Un abuelo abismado en el silencio. Verde y seco como su tierra de la Alpujarra granadina donde los inviernos son blancos y cerrados, Más aún en aquellos tiempos en los que la cartilla de identidad de la gente envejecía sin renovarse hasta que un asunto grave no los obligaba a descender de las cumbres moriscas a la ciudad del otro lado de la nieve. En ese territorio Humeya también estalló la guerra por segunda vez. La primera fue de sangre, cultura y vasallaje, la segunda sucedió por la misma bandera. Sólo que la segunda vez dividió de frente a los hermanos, a los hombres, al llanto en letanía de rosario a la vera del fuego de las chimeneas en cuyo corazón chisporrotean siempre los recuerdos que gimen y jamás arden del todos. Son un rescoldo sobre el que viento aviva el dolor, los secretos, la voz tutelar que un día levanta sus ojos hacia su nieto y desenladrillándose del silencio confiesa una frase, Un hatillo de palabras que podrían marchitarse encima de una tumba, igual que las palabras sobre un epitafio. Sólo que no existe la tumba y el hombre que transmite a un niño una vez tuvo una pistola y que pudo salvar de la muerte a Lorca, no vuelve a enfrentarse con los hechos de los que fue un antihéroe, el perdedor de un acto de coraje en el bando de los que ganaban. No puso nunca que a veces una frase es un golpe de semillas que se plantan y que de ella brota en un futuro una novela que emociona, que interroga, que propone nuevas luces sobre una tragedia humana, poética e histórica a la que todavía nadie le ha podido poner el definitivo rigor de los hechos, los auténticos instantes últimos, la verdad que sigue sin huellas ciertas, y sin cuerpo presente.

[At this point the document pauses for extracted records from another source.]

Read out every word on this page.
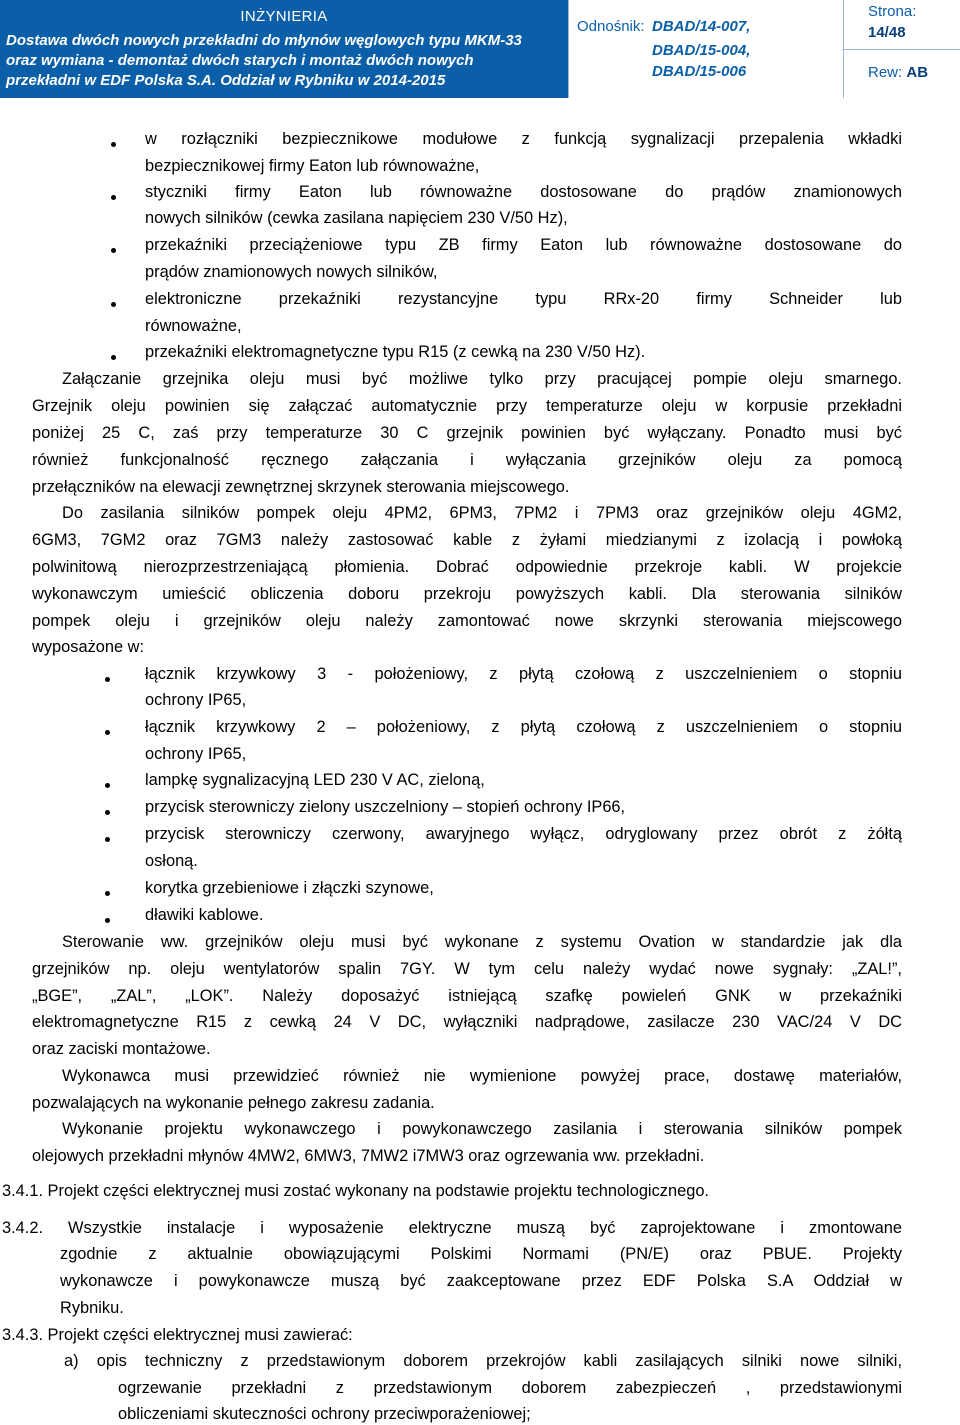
INŻYNIERIA
Dostawa dwóch nowych przekładni do młynów węglowych typu MKM-33
oraz wymiana - demontaż dwóch starych i montaż dwóch nowych
przekładni w EDF Polska S.A. Oddział w Rybniku w 2014-2015
Odnośnik: DBAD/14-007,
DBAD/15-004,
DBAD/15-006
Strona:
14/48
Rew: AB
w rozłączniki bezpiecznikowe modułowe z funkcją sygnalizacji przepalenia wkładki
bezpiecznikowej firmy Eaton lub równoważne,
styczniki firmy Eaton lub równoważne dostosowane do prądów znamionowych
nowych silników (cewka zasilana napięciem 230 V/50 Hz),
przekaźniki przeciążeniowe typu ZB firmy Eaton lub równoważne dostosowane do
prądów znamionowych nowych silników,
elektroniczne przekaźniki rezystancyjne typu RRx-20 firmy Schneider lub
równoważne,
przekaźniki elektromagnetyczne typu R15 (z cewką na 230 V/50 Hz).
Załączanie grzejnika oleju musi być możliwe tylko przy pracującej pompie oleju smarnego.
Grzejnik oleju powinien się załączać automatycznie przy temperaturze oleju w korpusie przekładni
poniżej 25 C, zaś przy temperaturze 30 C grzejnik powinien być wyłączany. Ponadto musi być
również funkcjonalność ręcznego załączania i wyłączania grzejników oleju za pomocą
przełączników na elewacji zewnętrznej skrzynek sterowania miejscowego.
Do zasilania silników pompek oleju 4PM2, 6PM3, 7PM2 i 7PM3 oraz grzejników oleju 4GM2,
6GM3, 7GM2 oraz 7GM3 należy zastosować kable z żyłami miedzianymi z izolacją i powłoką
polwinitową nierozprzestrzeniającą płomienia. Dobrać odpowiednie przekroje kabli. W projekcie
wykonawczym umieścić obliczenia doboru przekroju powyższych kabli. Dla sterowania silników
pompek oleju i grzejników oleju należy zamontować nowe skrzynki sterowania miejscowego
wyposażone w:
łącznik krzywkowy 3 - położeniowy, z płytą czołową z uszczelnieniem o stopniu
ochrony IP65,
łącznik krzywkowy 2 – położeniowy, z płytą czołową z uszczelnieniem o stopniu
ochrony IP65,
lampkę sygnalizacyjną LED 230 V AC, zieloną,
przycisk sterowniczy zielony uszczelniony – stopień ochrony IP66,
przycisk sterowniczy czerwony, awaryjnego wyłącz, odryglowany przez obrót z żółtą
osłoną.
korytka grzebieniowe i złączki szynowe,
dławiki kablowe.
Sterowanie ww. grzejników oleju musi być wykonane z systemu Ovation w standardzie jak dla
grzejników np. oleju wentylatorów spalin 7GY. W tym celu należy wydać nowe sygnały: „ZAL!”,
„BGE”, „ZAL”, „LOK”. Należy doposażyć istniejącą szafkę powieleń GNK w przekaźniki
elektromagnetyczne R15 z cewką 24 V DC, wyłączniki nadprądowe, zasilacze 230 VAC/24 V DC
oraz zaciski montażowe.
Wykonawca musi przewidzieć również nie wymienione powyżej prace, dostawę materiałów,
pozwalających na wykonanie pełnego zakresu zadania.
Wykonanie projektu wykonawczego i powykonawczego zasilania i sterowania silników pompek
olejowych przekładni młynów 4MW2, 6MW3, 7MW2 i7MW3 oraz ogrzewania ww. przekładni.
3.4.1. Projekt części elektrycznej musi zostać wykonany na podstawie projektu technologicznego.
3.4.2. Wszystkie instalacje i wyposażenie elektryczne muszą być zaprojektowane i zmontowane
zgodnie z aktualnie obowiązującymi Polskimi Normami (PN/E) oraz PBUE. Projekty
wykonawcze i powykonawcze muszą być zaakceptowane przez EDF Polska S.A Oddział w
Rybniku.
3.4.3. Projekt części elektrycznej musi zawierać:
a) opis techniczny z przedstawionym doborem przekrojów kabli zasilających silniki nowe silniki,
ogrzewanie przekładni z przedstawionym doborem zabezpieczeń , przedstawionymi
obliczeniami skuteczności ochrony przeciwporażeniowej;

Yo pude salvar a Lorca es el nombre de esta historia que Víctor Amela heredó de Manuel Bonilla en un piso de la calle Aiguablanca del extrarradio de Barcelona, y que ha ido tejiendo con documentos, viajes, entrevistas. Con las páginas de esta novela que lleva al lector de la mano a través de instantes de humanidad con miedo y con sueños, con dolor y fronteras que desembocan en una playa con alambre de espino, y va enhebrando luces y sombra de la familia Rosales, especialmente del poeta Luis de quien Bonilla fue amigo y compañero, de Agustín Penón, de Emilia Llanos, de los Hermanos Quero, de la niña Palmira en una plaza del Albyazin desgarrado por cañones, del maestro Justo Garrido con un libro en el bolsillo, como salvoconducto de la supervivencia y la dignidad. Nos queda en una trinchera de la trama, que salta de Torvizcón a Granada, de Granada a Barcelona, del Madrid en armas frente al golpe fascista conmocionando la casa donde reina una radio Crosley, Josep Amela en la batalla del Ebro retando a la muerte, condenado en el penal del Puerto de Santa María a cuyas puertas su consuegro montará guardia. Otro personaje cuyo eco es una fantasma más en las familias nacidas de la guerra y con los dos bandos de España sentados a la misma mesa de la Nochecena. Pavo y cordero, sidra y cava, cada cual cicatriza como puede. Igual que los que n pudieron pasar a Federico a la Alpujarra roja. Lo mismo que Machado cruzando hacia la muerte que lo esperaba en un pueblo recogido como Soria. Lo mismo que el agua de Fuente Grande que nace y nace de memoria y cruza el sendero serpenteado del camino que la derrama en las fuentes de Víznar y de Granada, y a sus orillas los muertos fusilados fumándose el último liado de tabaco.

Nos cuenta suave el dolor, la incógnitas, lo que pudo ser posible, la imagen de un hombre escondido bajo excrementos de gallina, con una prosa limpia que conmueve, alumbra, mancha como el café y corta como el vidrio. Una novela con muchas veredas estrechas y calles nocturnas, por las que transcurre la historia de los últimos días de García Lorca, en cuyo mito se reflejan sus propios abuelos, las mujeres y hombres de aquellos días en los que la nieve fue siempre de rojo y su barro permanece sin flores.